Large number units contain so many figure places that the numbers can be overwhelming to write and interpret. For this reason, there is a tendency to shorthand numbers with letters. This is not necessarily done in the Roman Numerals sense, where one hundred is represented by a C, fifty by an L, ten by an X, five by a V, and one by a I, and so forth. However, the purpose is somewhat similar. But what is the correct abbreviation for millions, billions, and trillions when used in a financial context?

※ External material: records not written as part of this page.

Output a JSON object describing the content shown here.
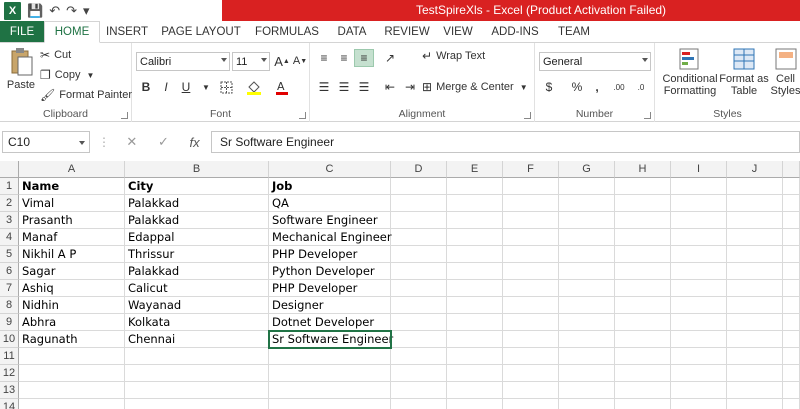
{
  "window": {
    "title": "TestSpireXls - Excel (Product Activation Failed)"
  },
  "qat": {
    "logo": "X",
    "save": "💾",
    "undo": "↶",
    "redo": "↷",
    "customize": "▾"
  },
  "tabs": [
    "FILE",
    "HOME",
    "INSERT",
    "PAGE LAYOUT",
    "FORMULAS",
    "DATA",
    "REVIEW",
    "VIEW",
    "ADD-INS",
    "TEAM"
  ],
  "active_tab": "HOME",
  "ribbon": {
    "clipboard": {
      "label": "Clipboard",
      "paste": "Paste",
      "cut": "Cut",
      "copy": "Copy",
      "format_painter": "Format Painter"
    },
    "font": {
      "label": "Font",
      "name": "Calibri",
      "size": "11",
      "grow": "A",
      "shrink": "A",
      "bold": "B",
      "italic": "I",
      "underline": "U"
    },
    "alignment": {
      "label": "Alignment",
      "wrap_text": "Wrap Text",
      "merge_center": "Merge & Center"
    },
    "number": {
      "label": "Number",
      "format": "General",
      "currency": "$",
      "percent": "%",
      "comma": ",",
      "inc_dec": ".00",
      "dec_dec": ".0"
    },
    "styles": {
      "label": "Styles",
      "conditional": "Conditional",
      "conditional2": "Formatting",
      "format_as": "Format as",
      "table": "Table",
      "cell": "Cell",
      "cell_styles": "Styles"
    }
  },
  "formula_bar": {
    "name_box": "C10",
    "fx": "fx",
    "cancel": "✕",
    "enter": "✓",
    "content": "Sr Software Engineer"
  },
  "columns": [
    "A",
    "B",
    "C",
    "D",
    "E",
    "F",
    "G",
    "H",
    "I",
    "J"
  ],
  "rows": [
    "1",
    "2",
    "3",
    "4",
    "5",
    "6",
    "7",
    "8",
    "9",
    "10",
    "11",
    "12",
    "13",
    "14"
  ],
  "sheet": [
    [
      "Name",
      "City",
      "Job"
    ],
    [
      "Vimal",
      "Palakkad",
      "QA"
    ],
    [
      "Prasanth",
      "Palakkad",
      "Software Engineer"
    ],
    [
      "Manaf",
      "Edappal",
      "Mechanical Engineer"
    ],
    [
      "Nikhil A P",
      "Thrissur",
      "PHP Developer"
    ],
    [
      "Sagar",
      "Palakkad",
      "Python Developer"
    ],
    [
      "Ashiq",
      "Calicut",
      "PHP Developer"
    ],
    [
      "Nidhin",
      "Wayanad",
      "Designer"
    ],
    [
      "Abhra",
      "Kolkata",
      "Dotnet Developer"
    ],
    [
      "Ragunath",
      "Chennai",
      "Sr Software Engineer"
    ]
  ],
  "colors": {
    "excel_green": "#1f7244",
    "title_red": "#d92121",
    "selection": "#217346"
  }
}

Millions are most commonly expressed with the leading letter, M. Similarly, billions is represented by the letter B. As can be expected, trillions is therefore shorthanded by the letter T. In this way, numbers can be quickly abbreviated. Rather than writing \$1,000,000, one can simply write \$1M for one million dollars. \$5,000,000,000, or five billion dollars, is therefore \$5B. Finally, \$10,000,000,000, or ten trillion dollars, is \$10T. This kind of abbreviation is particularly useful for more complicated numbers that contain decimals. For example, \$1,700,000 can be represented as \$1.7M. \$2,350,000,000 is also written as \$2.35B.

These abbreviations are also useful when writing articles in the paper. For example, articles discussing investments or stock market values often use shorthanded numbers to express large values. It would be unrealistic to use large numbers in headlines, but, with abbreviated numbers, the headlines can be easily written and therefore read.